Graciela Míguez
Abruman las pruebas acerca de la responsabilidad de la patronal de Tepco por la crisis nuclear en la planta de Fukushima. "Al planear su protección contra un tsunami, los directivos de la hoy averiada planta nuclear de Japón descartaron evidencia científica de que una ola gigantesca pudiera dañar sus instalaciones", relata AP (La Nación, 28/3). Los directivos de Tepco descartaron importantes lecturas hechas por una red de unidades de GPS que mostraban que las dos placas tectónicas que crean la falla estaban fuertemente acopladas a lo largo de cientos de kilómetros.
El director ejecutivo de Tepco ha decidido internarse en un hospital, sea para escapar de la indagatoria pública, sea para disimular la presentación de su renuncia. Los gobiernos de la última década han encubierto en forma sistemática la desaprensión de la patronal frente a las pruebas de resistencia y sustentación de la planta. El núcleo del reactor está más cerca de estallar que nunca, se extiende la distancia de dispersión de la radiactividad, se contaminan los alimentos, se ha detectado el desparramo de plutonio. La amenaza a la humanidad se encuentra en su punto más alto, por la responsabilidad de la clase dominante de esta sociedad y de su Estado. El gobierno de Japón, que responde al ala 'progre' de la burguesía, relativamente anti-yanqui y más relativamente pro-china, estaría a punto de nacionalizar Tepco, pero solamente porque la cotización de las acciones del pulpo ha caído un 90 por ciento.
En contraposición a la burguesía tenemos a los obreros técnicos de Fukushima, de cuya actividad depende por completo el rescate de la situación. La patronal es incapaz de nada, los obreros son los únicos que podrían encontrar una salida. Pocas veces ha sido mayor el contraste entre el parasitismo de la clase que usufructúa la riqueza y la creatividad de la clase que la produce. Vaya lección para aquéllos para los que la división de la sociedad en clases y el antagonismo irreconciliable entre ellas es una antigüedad, precisamente cuando se hacen más notorios. De una sólo cabe esperar una tragedia humanitaria, de la otra toda la posibilidad de una salida.

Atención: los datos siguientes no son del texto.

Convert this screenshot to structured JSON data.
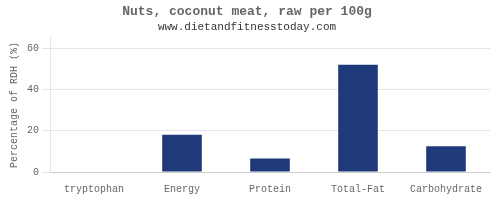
{
  "chart_data": {
    "type": "bar",
    "title": "Nuts, coconut meat, raw per 100g",
    "subtitle": "www.dietandfitnesstoday.com",
    "categories": [
      "tryptophan",
      "Energy",
      "Protein",
      "Total-Fat",
      "Carbohydrate"
    ],
    "values": [
      0,
      18,
      6.5,
      52,
      12.5
    ],
    "color": "#1F3A7A",
    "ylabel": "Percentage of RDH (%)",
    "ylim": [
      0,
      65
    ],
    "yticks": [
      0,
      20,
      40,
      60
    ],
    "grid": true
  }
}
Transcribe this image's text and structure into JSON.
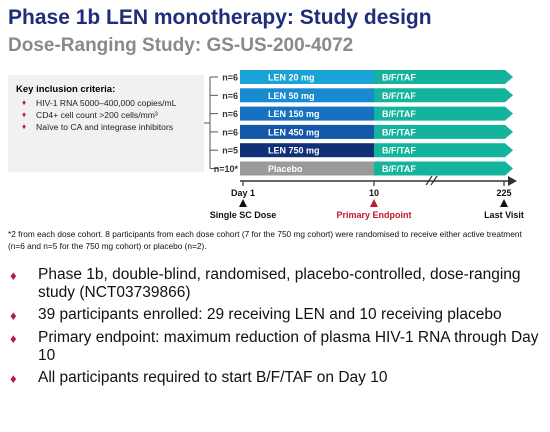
{
  "title": "Phase 1b LEN monotherapy: Study design",
  "subtitle": "Dose-Ranging Study: GS-US-200-4072",
  "criteria": {
    "heading": "Key inclusion criteria:",
    "items": [
      "HIV-1 RNA 5000–400,000 copies/mL",
      "CD4+ cell count >200 cells/mm³",
      "Naïve to CA and integrase inhibitors"
    ]
  },
  "arms": [
    {
      "n": "n=6",
      "dose": "LEN 20 mg",
      "after": "B/F/TAF",
      "color": "#1aa3d6"
    },
    {
      "n": "n=6",
      "dose": "LEN 50 mg",
      "after": "B/F/TAF",
      "color": "#1a8ad0"
    },
    {
      "n": "n=6",
      "dose": "LEN 150 mg",
      "after": "B/F/TAF",
      "color": "#1671c0"
    },
    {
      "n": "n=6",
      "dose": "LEN 450 mg",
      "after": "B/F/TAF",
      "color": "#1457aa"
    },
    {
      "n": "n=5",
      "dose": "LEN 750 mg",
      "after": "B/F/TAF",
      "color": "#0f2f78"
    },
    {
      "n": "n=10*",
      "dose": "Placebo",
      "after": "B/F/TAF",
      "color": "#9a9a9a"
    }
  ],
  "after_color": "#14b49c",
  "timeline": {
    "ticks": [
      "Day 1",
      "10",
      "225"
    ],
    "labels": {
      "start": "Single SC Dose",
      "mid": "Primary Endpoint",
      "end": "Last Visit"
    },
    "mid_color": "#c0182c"
  },
  "note": "*2 from each dose cohort. 8 participants from each dose cohort (7 for the 750 mg cohort) were randomised to receive either active treatment (n=6 and n=5 for the 750 mg cohort) or placebo (n=2).",
  "bullets": [
    "Phase 1b, double-blind, randomised, placebo-controlled, dose-ranging study (NCT03739866)",
    "39 participants enrolled: 29 receiving LEN and 10 receiving placebo",
    "Primary endpoint: maximum reduction of plasma HIV-1 RNA through Day 10",
    "All participants required to start B/F/TAF on Day 10"
  ]
}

Hay 400 obreros tratando de controlar los derrames y recomponer la refrigeración del núcleo del reactor. Están arriesgando sus vidas; se los llama los "héroes de Fukushima", aunque este elogio merecido apunta a confinar su rol a un altruismo personal. Arrancan la jornada a las 6 de la mañana y sobreviven con 30 galletas y 180 mililitros de jugo de fruta. Pero son ellos los que están empeñados en estabilizar los reactores, extender los cables para restablecer la electricidad, despejar escombros, poner en funcionamiento los sistemas de refrigeración y controlar la filtración que se multiplica. "Están destrozados cuando terminan de trabajar", dice la información, pero luego duermen en el suelo de las salas o en los pasillos. Los obreros sólo pueden comer alimentos empaquetados, para evitar que estén contaminados, pero "no están suficientemente nutridos". Decenas de ellos han sufrido heridas y muchos han sido hospitalizados. Su consigna al final del día es: "¡Gambaro!". En castellano: "¡Sigamos adelante!".
Esta es la única clase social capaz de poner fin a la barbarie capitalista y lanzarse a construir un mundo nuevo.